The old rates were easy: 39 cents for the first ounce, and slap on a 24 cent stamp for each additional ounce up to 16 ounces, and if you can stick a full pound of paper into an envelope, more power to you. I spent half an hour this morning trying to figure out the new rates for multi-ounce #10 business sized envelopes. Near as I can figure, it is 41 cents for the first ounce, 17 additional cents for the second, third, and third-and-a-half ounces, then after 3.5 ounces, one must switch to the "retail flat" table, that starts at 80 cents for the first ounce and 17 cents for each additional, so that a 3 ounce letter is $1.14, four ounces is $1.31. I'm still not entirely clear on how much a 3.75 ounce package costs.

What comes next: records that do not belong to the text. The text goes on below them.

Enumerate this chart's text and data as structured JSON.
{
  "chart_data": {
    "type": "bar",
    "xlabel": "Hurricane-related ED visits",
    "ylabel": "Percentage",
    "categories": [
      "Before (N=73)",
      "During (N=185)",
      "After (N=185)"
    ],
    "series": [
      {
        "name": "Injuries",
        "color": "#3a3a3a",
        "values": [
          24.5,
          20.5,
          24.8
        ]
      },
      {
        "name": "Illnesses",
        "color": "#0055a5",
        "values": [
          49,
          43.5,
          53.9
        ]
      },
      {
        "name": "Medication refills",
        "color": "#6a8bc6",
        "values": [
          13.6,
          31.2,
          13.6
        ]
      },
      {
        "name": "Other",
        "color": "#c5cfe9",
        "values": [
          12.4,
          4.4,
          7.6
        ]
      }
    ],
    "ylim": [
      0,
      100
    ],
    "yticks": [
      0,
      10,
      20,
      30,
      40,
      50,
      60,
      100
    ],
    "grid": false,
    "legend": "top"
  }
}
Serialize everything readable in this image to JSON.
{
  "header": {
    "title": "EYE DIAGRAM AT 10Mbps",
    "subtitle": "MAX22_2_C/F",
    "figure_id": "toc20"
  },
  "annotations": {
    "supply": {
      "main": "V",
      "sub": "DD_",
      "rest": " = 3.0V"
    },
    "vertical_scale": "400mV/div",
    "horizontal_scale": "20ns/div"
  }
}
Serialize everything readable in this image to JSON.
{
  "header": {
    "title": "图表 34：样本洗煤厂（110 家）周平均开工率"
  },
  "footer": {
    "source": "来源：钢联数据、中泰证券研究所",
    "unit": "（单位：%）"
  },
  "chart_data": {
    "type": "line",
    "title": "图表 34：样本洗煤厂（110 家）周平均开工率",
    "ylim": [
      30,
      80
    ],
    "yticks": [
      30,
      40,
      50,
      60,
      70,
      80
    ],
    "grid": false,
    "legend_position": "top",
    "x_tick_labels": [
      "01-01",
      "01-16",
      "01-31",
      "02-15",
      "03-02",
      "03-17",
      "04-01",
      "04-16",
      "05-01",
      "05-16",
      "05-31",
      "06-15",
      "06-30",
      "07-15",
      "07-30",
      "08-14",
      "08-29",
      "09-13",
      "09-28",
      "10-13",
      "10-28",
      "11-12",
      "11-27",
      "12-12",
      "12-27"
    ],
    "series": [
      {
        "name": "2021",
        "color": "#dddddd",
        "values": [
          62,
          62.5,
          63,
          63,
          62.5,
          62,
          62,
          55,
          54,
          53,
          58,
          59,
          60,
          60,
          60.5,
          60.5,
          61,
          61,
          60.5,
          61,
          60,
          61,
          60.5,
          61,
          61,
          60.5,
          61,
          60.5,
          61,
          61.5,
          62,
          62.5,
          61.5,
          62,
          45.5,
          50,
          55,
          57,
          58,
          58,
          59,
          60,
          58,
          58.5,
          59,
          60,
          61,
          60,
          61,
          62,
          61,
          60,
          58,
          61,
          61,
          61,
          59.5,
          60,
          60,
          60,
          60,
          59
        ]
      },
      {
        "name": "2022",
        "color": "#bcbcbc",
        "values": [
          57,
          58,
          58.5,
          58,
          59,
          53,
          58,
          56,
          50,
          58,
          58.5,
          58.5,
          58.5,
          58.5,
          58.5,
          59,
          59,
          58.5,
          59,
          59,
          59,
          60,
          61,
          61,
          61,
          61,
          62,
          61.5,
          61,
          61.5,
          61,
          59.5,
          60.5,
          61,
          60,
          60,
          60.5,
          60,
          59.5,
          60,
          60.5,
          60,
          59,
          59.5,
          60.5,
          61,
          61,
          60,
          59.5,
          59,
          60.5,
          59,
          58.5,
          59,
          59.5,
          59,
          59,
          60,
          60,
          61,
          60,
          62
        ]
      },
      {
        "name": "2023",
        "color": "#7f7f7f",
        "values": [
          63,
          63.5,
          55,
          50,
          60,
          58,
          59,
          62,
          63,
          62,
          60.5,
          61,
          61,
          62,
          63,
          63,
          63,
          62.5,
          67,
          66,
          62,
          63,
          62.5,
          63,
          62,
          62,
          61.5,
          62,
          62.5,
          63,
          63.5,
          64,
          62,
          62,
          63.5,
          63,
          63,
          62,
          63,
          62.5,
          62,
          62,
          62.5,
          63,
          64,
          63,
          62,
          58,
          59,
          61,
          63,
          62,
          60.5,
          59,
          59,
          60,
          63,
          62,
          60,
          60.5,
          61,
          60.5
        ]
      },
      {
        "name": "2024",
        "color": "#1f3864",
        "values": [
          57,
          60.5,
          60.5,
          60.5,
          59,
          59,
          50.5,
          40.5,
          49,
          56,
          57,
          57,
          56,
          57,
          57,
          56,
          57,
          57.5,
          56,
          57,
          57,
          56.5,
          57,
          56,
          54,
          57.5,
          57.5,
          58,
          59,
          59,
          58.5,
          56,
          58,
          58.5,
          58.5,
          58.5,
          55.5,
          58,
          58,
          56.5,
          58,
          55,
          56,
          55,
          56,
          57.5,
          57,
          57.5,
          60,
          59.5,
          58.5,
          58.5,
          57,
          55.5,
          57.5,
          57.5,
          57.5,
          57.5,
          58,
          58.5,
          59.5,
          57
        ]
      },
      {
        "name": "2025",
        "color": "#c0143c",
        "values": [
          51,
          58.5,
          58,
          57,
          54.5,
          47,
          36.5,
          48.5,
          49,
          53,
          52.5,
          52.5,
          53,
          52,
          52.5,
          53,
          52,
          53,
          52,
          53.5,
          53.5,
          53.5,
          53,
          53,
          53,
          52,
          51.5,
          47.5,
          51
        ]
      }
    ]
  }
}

If the post office spent as much time sorting the actual mail as they do sorting out rate regulations, I might not get my neighbor's Visa bill every other month.

Friday, May 18, 2007

Life Imitates Warner Brothers Cartoon

In spite of it being released on DVD at least three times, Warner Brothers' 1950 classic cartoon "8-Ball Bunny" is not available on YouTube for me to link to, but you know the plot. Bugs finds a penguin far outside normal penguin range, and hilarity ensues when Bugs tries to return the penguin to his native Antarctica. Well, once again, the penguins have managed to re-enact their mid-century celluloid antics, albeit without the Humphrey Bogart impressions. A Magellanic penguin strayed 3,000 miles off course and ended up in Peru.

Thanks to SuperDad for the link.

Tuesday, May 15, 2007

Pass The Stuffing

We spent Mother's Day at Emp. Peng.'s grandmother's house, which backs up to an area home to several wild turkeys. One particularly handsome tom took exception to the "other" turkey that apparently lives in the front bumper of our rental car. The above is a photograph of him beaking the crap out of a rented Pontiac. We did not get a photo of me spit-buffing beak marks out of the paint, shortly after I threatened him with a pot of boiling water and some bread crumbs. Lucky for me, the folks at Alamo return counter at Logan were backed up and didn't notice a bit of turkey damage. I have posted the picture so you all won't think I've been getting a little too far into the Wild Turkey.

Tuesday, May 01, 2007


I'm trying my hand at homemade pecan pie. I really hope it comes out of the oven looking better than it went in, because it went in filled with what looked like nuts floating in beige phlegm.